What can you draw in miniwindows?
Basically almost all of the low-level Windows graphics drawing operations are available. These include the following. In the screenshots the grid has been drawn to make it clearer the dimensions of each item, it would not normally be there.
- Straight lines
- Arcs (partial circles)
- Polygons (shapes with multiple sides, such as an arrow shape)
- Rectangles (including squares)
- Ellipses (including circles)
- Bezier curves
(The red dots are the Bezier control points, shown purely for illustrative purposes)
- Rounded rectangles
- Chords
(A chord is basically an ellipse with part chopped off)
- Pies
(A pie is basically an ellipse with part removed, with lines drawn from the centre)
- Bitmap images (ie. from a xxx.bmp file)
- Image tile-sets - that is, choosing part of an image which consists of lots of small sub-images. For example, a large image with lots of trees, houses, rocks etc. in it.
- Text using any font you choose, in any size or style. Any number of fonts can be used in the same window. Unicode may be used if you supply UTF-8 strings (with a suitable font).
- Flood filling an area with a colour
All operations are pixel-addressable - that is, you can do them anywhere in the miniwindow, to the nearest pixel.
All operations give you control over the colour - so you can have blue lines, or a red box filled with green, with purple text in it.
Most of the above operations allow you to specify a line width, line colour, and line style (including "no line").
Many operations allow you to specify a fill colour and style (including "no fill"). Some allow you to fill with a bitmap pattern (constructed from an 8 x 8 pixel pattern). The bitmap pattern can be used to make "wave" or "grass" effects.
Some operations (rectangle, rounded rectangle, ellipse) allow you to fill the object with an image, either a 8 by 8 pixel monochrome pattern that you can specify, or from an external xxx.bmp file.
Items can overlap, as much as you want. Whatever is drawn later, will be on top of whatever was drawn earlier.
Hotspots
In order to allow you to interact with the miniwindows, you can designate hotspots (really, "hot rectangles"). When the mouse is moved inside these designated areas (of which there can be any number per miniwindow), script functions in your plugin can be called. These functions can handle:
- Mouse over the hotspot - this lets you pop up an "information box" if you want to, or make the area change colour to indicate it is important in some way.
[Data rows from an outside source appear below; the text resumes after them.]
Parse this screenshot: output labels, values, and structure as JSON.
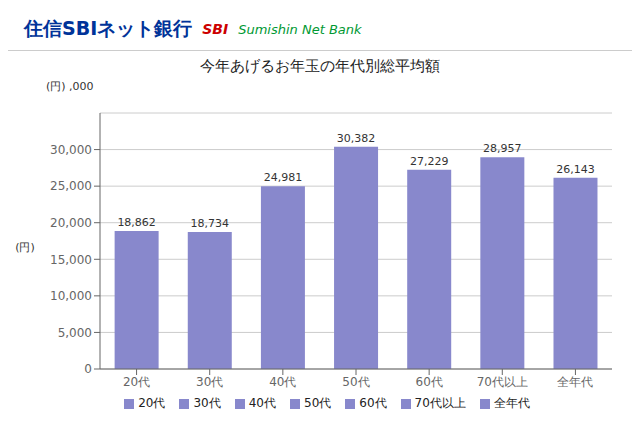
{
  "chart_data": {
    "type": "bar",
    "title": "今年あげるお年玉の年代別総平均額",
    "categories": [
      "20代",
      "30代",
      "40代",
      "50代",
      "60代",
      "70代以上",
      "全年代"
    ],
    "values": [
      18862,
      18734,
      24981,
      30382,
      27229,
      28957,
      26143
    ],
    "value_labels": [
      "18,862",
      "18,734",
      "24,981",
      "30,382",
      "27,229",
      "28,957",
      "26,143"
    ],
    "color": "#8888cc",
    "ylim": [
      0,
      35000
    ],
    "yticks": [
      0,
      {
        "value": 5000,
        "label": "5,000"
      },
      {
        "value": 10000,
        "label": "10,000"
      },
      {
        "value": 15000,
        "label": "15,000"
      },
      {
        "value": 20000,
        "label": "20,000"
      },
      {
        "value": 25000,
        "label": "25,000"
      },
      {
        "value": 30000,
        "label": "30,000"
      }
    ],
    "grid": true,
    "data_labels": true,
    "legend": "bottom",
    "annotations": [
      {
        "text": "住信SBIネット銀行",
        "color": "#003399"
      },
      {
        "text": "SBI",
        "color": "#cc0000"
      },
      {
        "text": "Sumishin Net Bank",
        "color": "#009933"
      },
      {
        "text": "(円)"
      },
      {
        "text": ",000"
      },
      {
        "text": "(円)"
      }
    ]
  }
}
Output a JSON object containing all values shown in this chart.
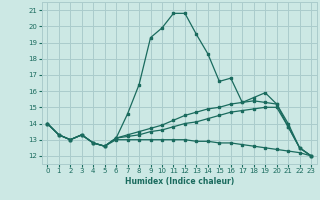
{
  "xlabel": "Humidex (Indice chaleur)",
  "xlim": [
    -0.5,
    23.5
  ],
  "ylim": [
    11.5,
    21.5
  ],
  "yticks": [
    12,
    13,
    14,
    15,
    16,
    17,
    18,
    19,
    20,
    21
  ],
  "xticks": [
    0,
    1,
    2,
    3,
    4,
    5,
    6,
    7,
    8,
    9,
    10,
    11,
    12,
    13,
    14,
    15,
    16,
    17,
    18,
    19,
    20,
    21,
    22,
    23
  ],
  "bg_color": "#cce8e4",
  "grid_color": "#aacccc",
  "line_color": "#1a6b5e",
  "lines": [
    {
      "x": [
        0,
        1,
        2,
        3,
        4,
        5,
        6,
        7,
        8,
        9,
        10,
        11,
        12,
        13,
        14,
        15,
        16,
        17,
        18,
        19,
        20,
        21,
        22,
        23
      ],
      "y": [
        14.0,
        13.3,
        13.0,
        13.3,
        12.8,
        12.6,
        13.1,
        14.6,
        16.4,
        19.3,
        19.9,
        20.8,
        20.8,
        19.5,
        18.3,
        16.6,
        16.8,
        15.3,
        15.6,
        15.9,
        15.2,
        13.8,
        12.5,
        12.0
      ]
    },
    {
      "x": [
        0,
        1,
        2,
        3,
        4,
        5,
        6,
        7,
        8,
        9,
        10,
        11,
        12,
        13,
        14,
        15,
        16,
        17,
        18,
        19,
        20,
        21,
        22,
        23
      ],
      "y": [
        14.0,
        13.3,
        13.0,
        13.3,
        12.8,
        12.6,
        13.1,
        13.3,
        13.5,
        13.7,
        13.9,
        14.2,
        14.5,
        14.7,
        14.9,
        15.0,
        15.2,
        15.3,
        15.4,
        15.3,
        15.2,
        14.0,
        12.5,
        12.0
      ]
    },
    {
      "x": [
        0,
        1,
        2,
        3,
        4,
        5,
        6,
        7,
        8,
        9,
        10,
        11,
        12,
        13,
        14,
        15,
        16,
        17,
        18,
        19,
        20,
        21,
        22,
        23
      ],
      "y": [
        14.0,
        13.3,
        13.0,
        13.3,
        12.8,
        12.6,
        13.1,
        13.2,
        13.3,
        13.5,
        13.6,
        13.8,
        14.0,
        14.1,
        14.3,
        14.5,
        14.7,
        14.8,
        14.9,
        15.0,
        15.0,
        13.8,
        12.5,
        12.0
      ]
    },
    {
      "x": [
        0,
        1,
        2,
        3,
        4,
        5,
        6,
        7,
        8,
        9,
        10,
        11,
        12,
        13,
        14,
        15,
        16,
        17,
        18,
        19,
        20,
        21,
        22,
        23
      ],
      "y": [
        14.0,
        13.3,
        13.0,
        13.3,
        12.8,
        12.6,
        13.0,
        13.0,
        13.0,
        13.0,
        13.0,
        13.0,
        13.0,
        12.9,
        12.9,
        12.8,
        12.8,
        12.7,
        12.6,
        12.5,
        12.4,
        12.3,
        12.2,
        12.0
      ]
    }
  ]
}
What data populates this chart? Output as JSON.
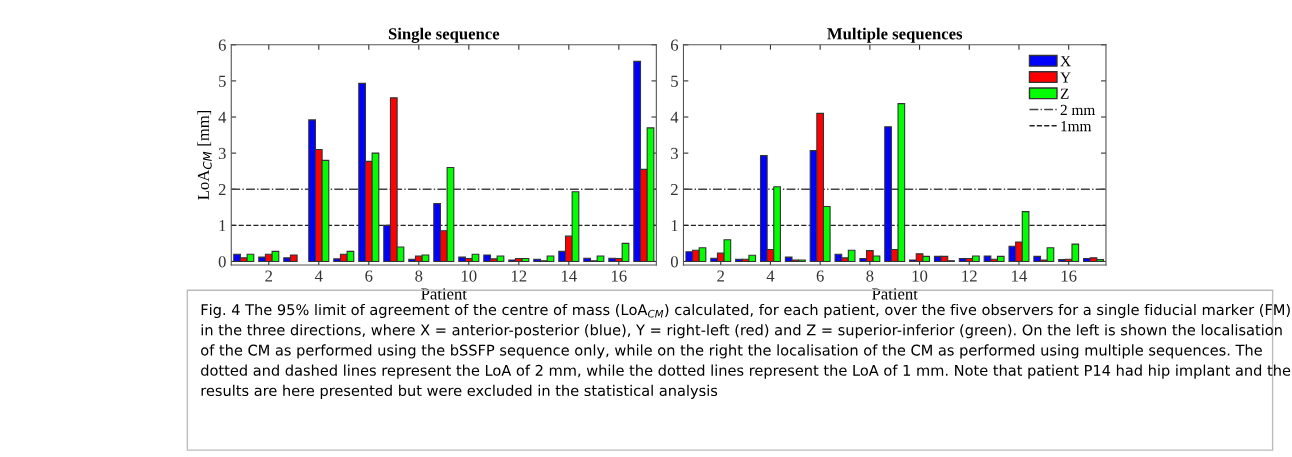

For example, a hyperlink might change colour.
- Mouse moved away from a hotspot - this lets you cancel the information box, or change the colour back to what it normally is.
- Mouse down in a hotspot - this is to "prime" a mouse-click. Most Windows programs, if you watch carefully, do not actually do anything important on a mouse-down - they do it on the corresponding mouse-up.
However a mouse-down event is a good time to redraw a button in a "pushed" state, as a visual cue that letting the mouse go will have some effect.
- Mouse up in a hotspot - generally this is when you react to the mouse click. For example, on a hyperlink, you do the hyperlinked action. On a button, you carry out the button-press action.
- Mouse-down cancel - this is when they have clicked on a hotspot, but moved the mouse away, and let go, effectively cancelling the mouse down. Here is where you might redraw the button in a non-pressed state, to indicate the button is no longer pressed.
In addition, you can specify tooltip text, which automatically appears if the mouse hovers over a hotspot, after a short delay. This can be used to provide short help messages.